Straight talker: Investec’s Stephen Koseff warned against populist phrases such as ‘white monopoly capital’ on the sidelines of the ANC policy conference.
Investec chief executive Stephen Koseff warns that populist phrases such as “white monopoly capital” are a ruse for looting, but says he’ll “get over himself” when it comes to embracing the term “radical economic transformation”.
“I’m going dippy … the number of engagements you have to have can drive you to drink,” said straight-talking Koseff, a participant in the chief executives initiative.
There has been enough talk about the National Development Plan (NDP) — the time for implementation is now, Koseff told the audience at a Progressive Business Forum briefing taking place on the sidelines of the ANC policy conference.
Sharing the stage with Minister in the Presidency Jeff Radebe and ANC treasurer general Zweli Mkhize, Koseff emphasised a pressing need to pour cold water on populist rhetoric.
“The mining charter, we believe as business, was crazy. It was not properly processed. Ultimately it puts off investors.”
On talk of changing the Reserve Bank’s mandate, he said: “People don’t understand that loose monetary policy leads to hyperinflation.”
Referring to phrases such as “white monopoly capital”, Koseff said he worried when business was seen as a scapegoat for wider societal problems and used as an excuse for rent-seeking and looting. “Business is not the enemy,” he said.
It was important for business to find common ground with government and labour, he said, noting that this included radical economic transformation. “I will get over myself on the words ‘radical economic transformation’,” said Koseff. “They mean different things to different people.
“Ultimately, we need accelerated growth that supports transformation and job creation.”
Koseff said that while there are problems with capitalism, which in its purest form does not cater to the needs of all people, “populist policies are clearly not the way to go. It might be politically expedient in the short term, but it has disastrous long-term consequences.”
Mkhize agreed. “The problem with populism is that by the time you discover its flaws, it’s outside the lifetime of those who were populist.”
He added that when governments take too long to resolve problems, it gives rise to populism.
“There is a fake narrative trying to surface that the ANC government is not serious about implementing the NDP or that it’s just political rhetoric,” Radebe said. “Nothing can be further from the truth.”
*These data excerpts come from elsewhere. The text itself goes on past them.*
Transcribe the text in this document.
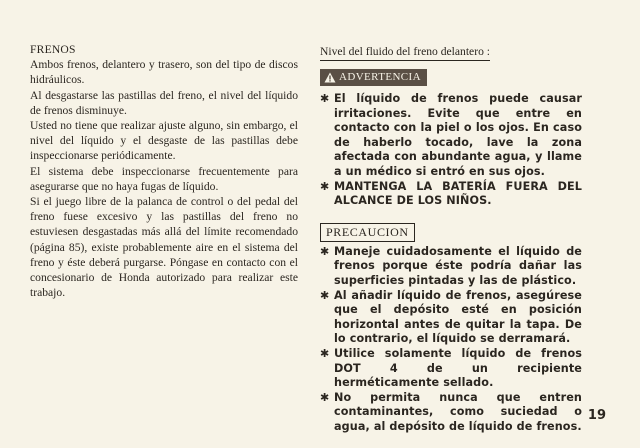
FRENOS

Ambos frenos, delantero y trasero, son del tipo de discos hidráulicos.

Al desgastarse las pastillas del freno, el nivel del líquido de frenos disminuye.

Usted no tiene que realizar ajuste alguno, sin embargo, el nivel del líquido y el desgaste de las pastillas debe inspeccionarse periódicamente.

El sistema debe inspeccionarse frecuentemente para asegurarse que no haya fugas de líquido.

Si el juego libre de la palanca de control o del pedal del freno fuese excesivo y las pastillas del freno no estuviesen desgastadas más allá del límite recomendado (página 85), existe probablemente aire en el sistema del freno y éste deberá purgarse. Póngase en contacto con el concesionario de Honda autorizado para realizar este trabajo.

Nivel del fluido del freno delantero :
ADVERTENCIA
✱ El líquido de frenos puede causar irritaciones. Evite que entre en contacto con la piel o los ojos. En caso de haberlo tocado, lave la zona afectada con abundante agua, y llame a un médico si entró en sus ojos.
✱ MANTENGA LA BATERÍA FUERA DEL ALCANCE DE LOS NIÑOS.
PRECAUCION
✱ Maneje cuidadosamente el líquido de frenos porque éste podría dañar las superficies pintadas y las de plástico.
✱ Al añadir líquido de frenos, asegúrese que el depósito esté en posición horizontal antes de quitar la tapa. De lo contrario, el líquido se derramará.
✱ Utilice solamente líquido de frenos DOT 4 de un recipiente herméticamente sellado.
✱ No permita nunca que entren contaminantes, como suciedad o agua, al depósito de líquido de frenos.
19
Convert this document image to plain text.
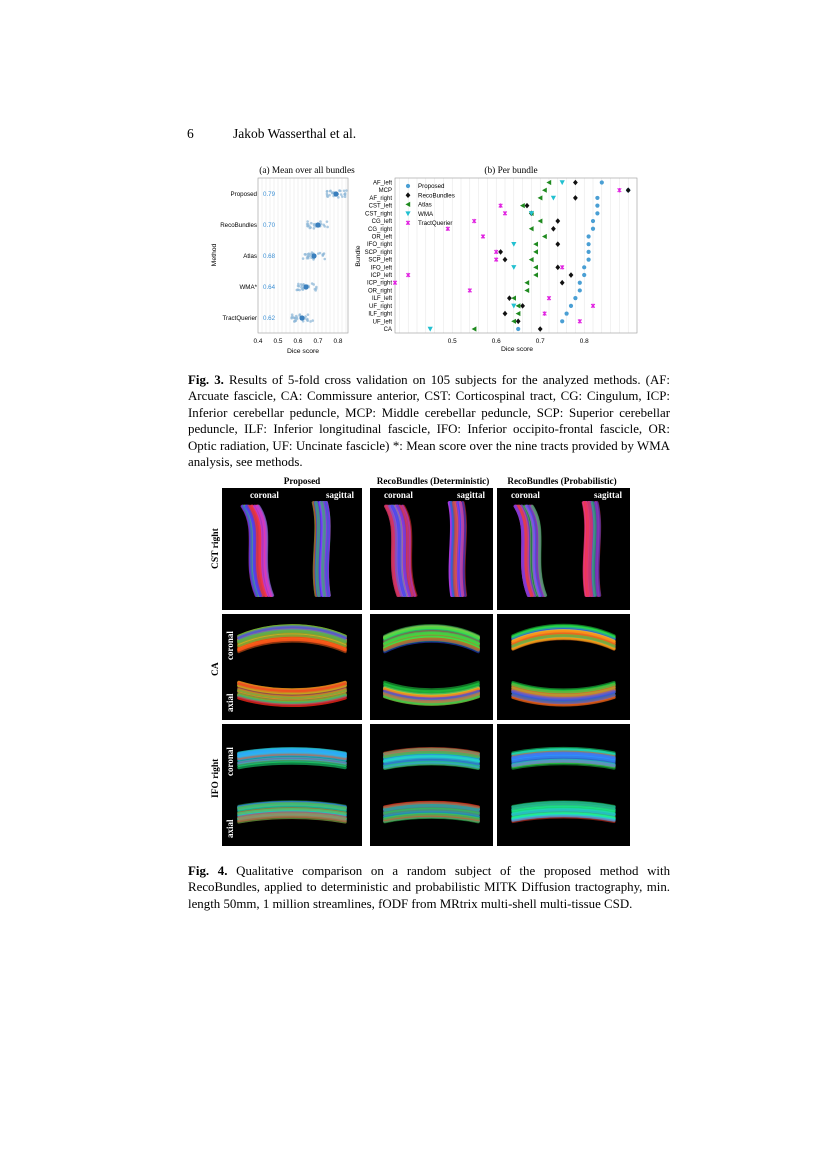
6	Jakob Wasserthal et al.
(a) Mean over all bundles
Proposed 0.79
RecoBundles 0.70
Atlas 0.68
WMA* 0.64
TractQuerier 0.62
0.4 0.5 0.6 0.7 0.8
Dice score
Method
(b) Per bundle
AF_left
MCP
AF_right
CST_left
CST_right
CG_left
CG_right
OR_left
IFO_right
SCP_right
SCP_left
IFO_left
ICP_left
ICP_right
OR_right
ILF_left
UF_right
ILF_right
UF_left
CA
0.5	0.6	0.7	0.8
Proposed
RecoBundles
Atlas
WMA
TractQuerier
Dice score
Bundle
Fig. 3. Results of 5-fold cross validation on 105 subjects for the analyzed methods. (AF: Arcuate fascicle, CA: Commissure anterior, CST: Corticospinal tract, CG: Cingulum, ICP: Inferior cerebellar peduncle, MCP: Middle cerebellar peduncle, SCP: Superior cerebellar peduncle, ILF: Inferior longitudinal fascicle, IFO: Inferior occipito-frontal fascicle, OR: Optic radiation, UF: Uncinate fascicle) *: Mean score over the nine tracts provided by WMA analysis, see methods.
Proposed	RecoBundles (Deterministic)	RecoBundles (Probabilistic)
CST right
CA
IFO right
coronal	sagittal	coronal	sagittal	coronal	sagittal
coronal
axial
coronal
axial
Fig. 4. Qualitative comparison on a random subject of the proposed method with RecoBundles, applied to deterministic and probabilistic MITK Diffusion tractography, min. length 50mm, 1 million streamlines, fODF from MRtrix multi-shell multi-tissue CSD.
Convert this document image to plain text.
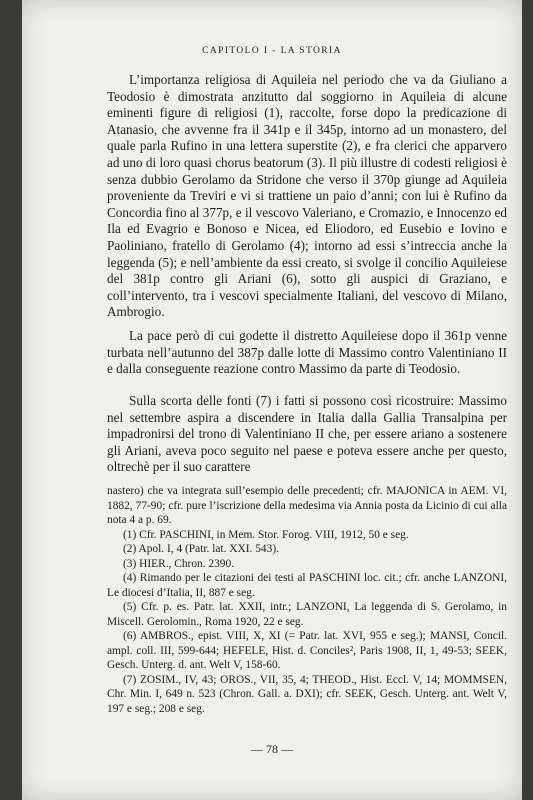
CAPITOLO I - LA STORIA

L’importanza religiosa di Aquileia nel periodo che va da Giuliano a Teodosio è dimostrata anzitutto dal soggiorno in Aquileia di alcune eminenti figure di religiosi (1), raccolte, forse dopo la predicazione di Atanasio, che avvenne fra il 341p e il 345p, intorno ad un monastero, del quale parla Rufino in una lettera superstite (2), e fra clerici che apparvero ad uno di loro quasi chorus beatorum (3). Il più illustre di codesti religiosi è senza dubbio Gerolamo da Stridone che verso il 370p giunge ad Aquileia proveniente da Treviri e vi si trattiene un paio d’anni; con lui è Rufino da Concordia fino al 377p, e il vescovo Valeriano, e Cromazio, e Innocenzo ed Ila ed Evagrio e Bonoso e Nicea, ed Eliodoro, ed Eusebio e Iovino e Paoliniano, fratello di Gerolamo (4); intorno ad essi s’intreccia anche la leggenda (5); e nell’ambiente da essi creato, si svolge il concilio Aquileiese del 381p contro gli Ariani (6), sotto gli auspici di Graziano, e coll’intervento, tra i vescovi specialmente Italiani, del vescovo di Milano, Ambrogio.

La pace però di cui godette il distretto Aquileiese dopo il 361p venne turbata nell’autunno del 387p dalle lotte di Massimo contro Valentiniano II e dalla conseguente reazione contro Massimo da parte di Teodosio.

Sulla scorta delle fonti (7) i fatti si possono così ricostruire: Massimo nel settembre aspira a discendere in Italia dalla Gallia Transalpina per impadronirsi del trono di Valentiniano II che, per essere ariano a sostenere gli Ariani, aveva poco seguito nel paese e poteva essere anche per questo, oltrechè per il suo carattere

nastero) che va integrata sull’esempio delle precedenti; cfr. MAJONICA in AEM. VI, 1882, 77-90; cfr. pure l’iscrizione della medesima via Annia posta da Licinio di cui alla nota 4 a p. 69.

(1) Cfr. PASCHINI, in Mem. Stor. Forog. VIII, 1912, 50 e seg.

(2) Apol. I, 4 (Patr. lat. XXI. 543).

(3) HIER., Chron. 2390.

(4) Rimando per le citazioni dei testi al PASCHINI loc. cit.; cfr. anche LANZONI, Le diocesi d’Italia, II, 887 e seg.

(5) Cfr. p. es. Patr. lat. XXII, intr.; LANZONI, La leggenda di S. Gerolamo, in Miscell. Gerolomin., Roma 1920, 22 e seg.

(6) AMBROS., epist. VIII, X, XI (= Patr. lat. XVI, 955 e seg.); MANSI, Concil. ampl. coll. III, 599-644; HEFELE, Hist. d. Conciles², Paris 1908, II, 1, 49-53; SEEK, Gesch. Unterg. d. ant. Welt V, 158-60.

(7) ZOSIM., IV, 43; OROS., VII, 35, 4; THEOD., Hist. Eccl. V, 14; MOMMSEN, Chr. Min. I, 649 n. 523 (Chron. Gall. a. DXI); cfr. SEEK, Gesch. Unterg. ant. Welt V, 197 e seg.; 208 e seg.

— 78 —
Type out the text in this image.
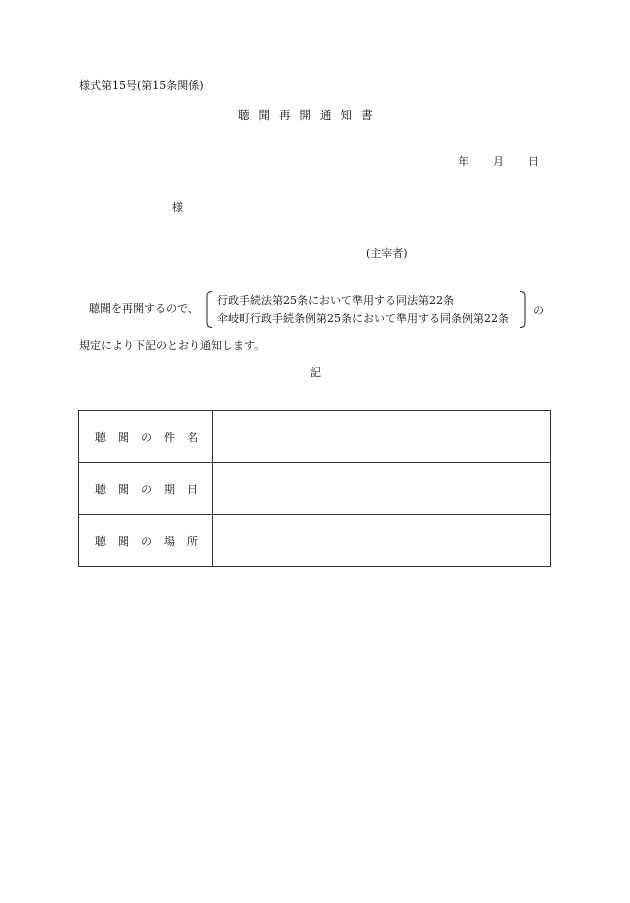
様式第15号(第15条関係)
聴聞再開通知書
年 月 日
様
(主宰者)
聴聞を再開するので、
行政手続法第25条において準用する同法第22条
伞岐町行政手続条例第25条において準用する同条例第22条
の
規定により下記のとおり通知します。
記
聴 聞 の 件 名	

聴 聞 の 期 日	

聴 聞 の 場 所	
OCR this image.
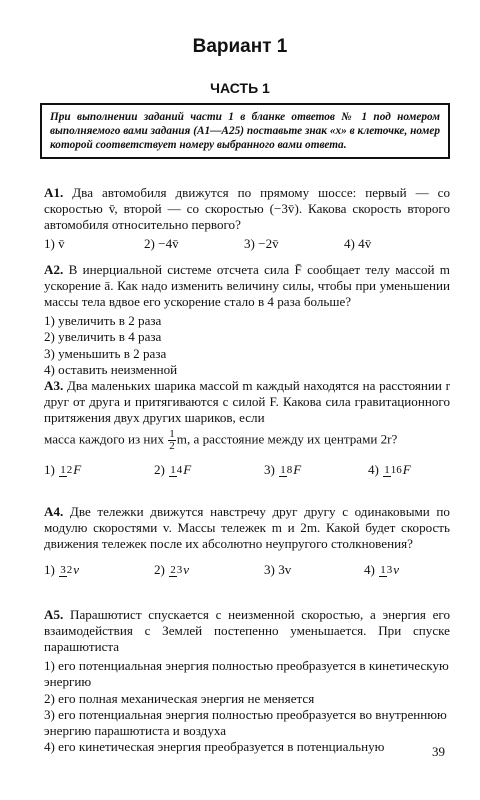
Вариант 1
ЧАСТЬ 1
При выполнении заданий части 1 в бланке ответов № 1 под номером выполняемого вами задания (А1—А25) поставьте знак «х» в клеточке, номер которой соответствует номеру выбранного вами ответа.

А1. Два автомобиля движутся по прямому шоссе: первый — со скоростью v̄, второй — со скоростью (−3v̄). Какова скорость второго автомобиля относительно первого?

1) v̄	2) −4v̄	3) −2v̄	4) 4v̄

А2. В инерциальной системе отсчета сила F̄ сообщает телу массой m ускорение ā. Как надо изменить величину силы, чтобы при уменьшении массы тела вдвое его ускорение стало в 4 раза больше?

1) увеличить в 2 раза
2) увеличить в 4 раза
3) уменьшить в 2 раза
4) оставить неизменной

А3. Два маленьких шарика массой m каждый находятся на расстоянии r друг от друга и притягиваются с силой F. Какова сила гравитационного притяжения двух других шариков, если

масса каждого из них $\frac{1}{2} m$, а расстояние между их центрами 2r?

1) 12F	2) 14F	3) 18F	4) 116F

А4. Две тележки движутся навстречу друг другу с одинаковыми по модулю скоростями v. Массы тележек m и 2m. Какой будет скорость движения тележек после их абсолютно неупругого столкновения?

1) 32v	2) 23v	3) 3v	4) 13v

А5. Парашютист спускается с неизменной скоростью, а энергия его взаимодействия с Землей постепенно уменьшается. При спуске парашютиста

1) его потенциальная энергия полностью преобразуется в кинетическую энергию
2) его полная механическая энергия не меняется
3) его потенциальная энергия полностью преобразуется во внутреннюю энергию парашютиста и воздуха
4) его кинетическая энергия преобразуется в потенциальную	39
Radebe said implementation of the NDP and its vision for 2030 happens “every day of the week”, and that it is the bedrock for most of the discussions at the policy conference.
But he also said the plan needs to be implemented with renewed urgency.
It will, however, be a long and arduous journey. “It was never going to be a quick and easy feat,” said Radebe. He said the state is playing its part, but everyone — business, labour and social partners — needs to hold each other accountable.
The economy needs to grow to meet the needs of the people, Radebe said. Developing trust and confidence in government will encourage the private sector to invest the roughly R600-billion in funds it is sitting on.
Mkhize said the financial sector must lead the way and sew those cash piles into the economy. Additionally, “the private sector needs to come to terms with the fact that the patterns of investment need to be transformed”.
Mkhize said the ANC has adopted the NDP as a blueprint. “The NDP is not just a plan for government, it’s a plan for South Africans.”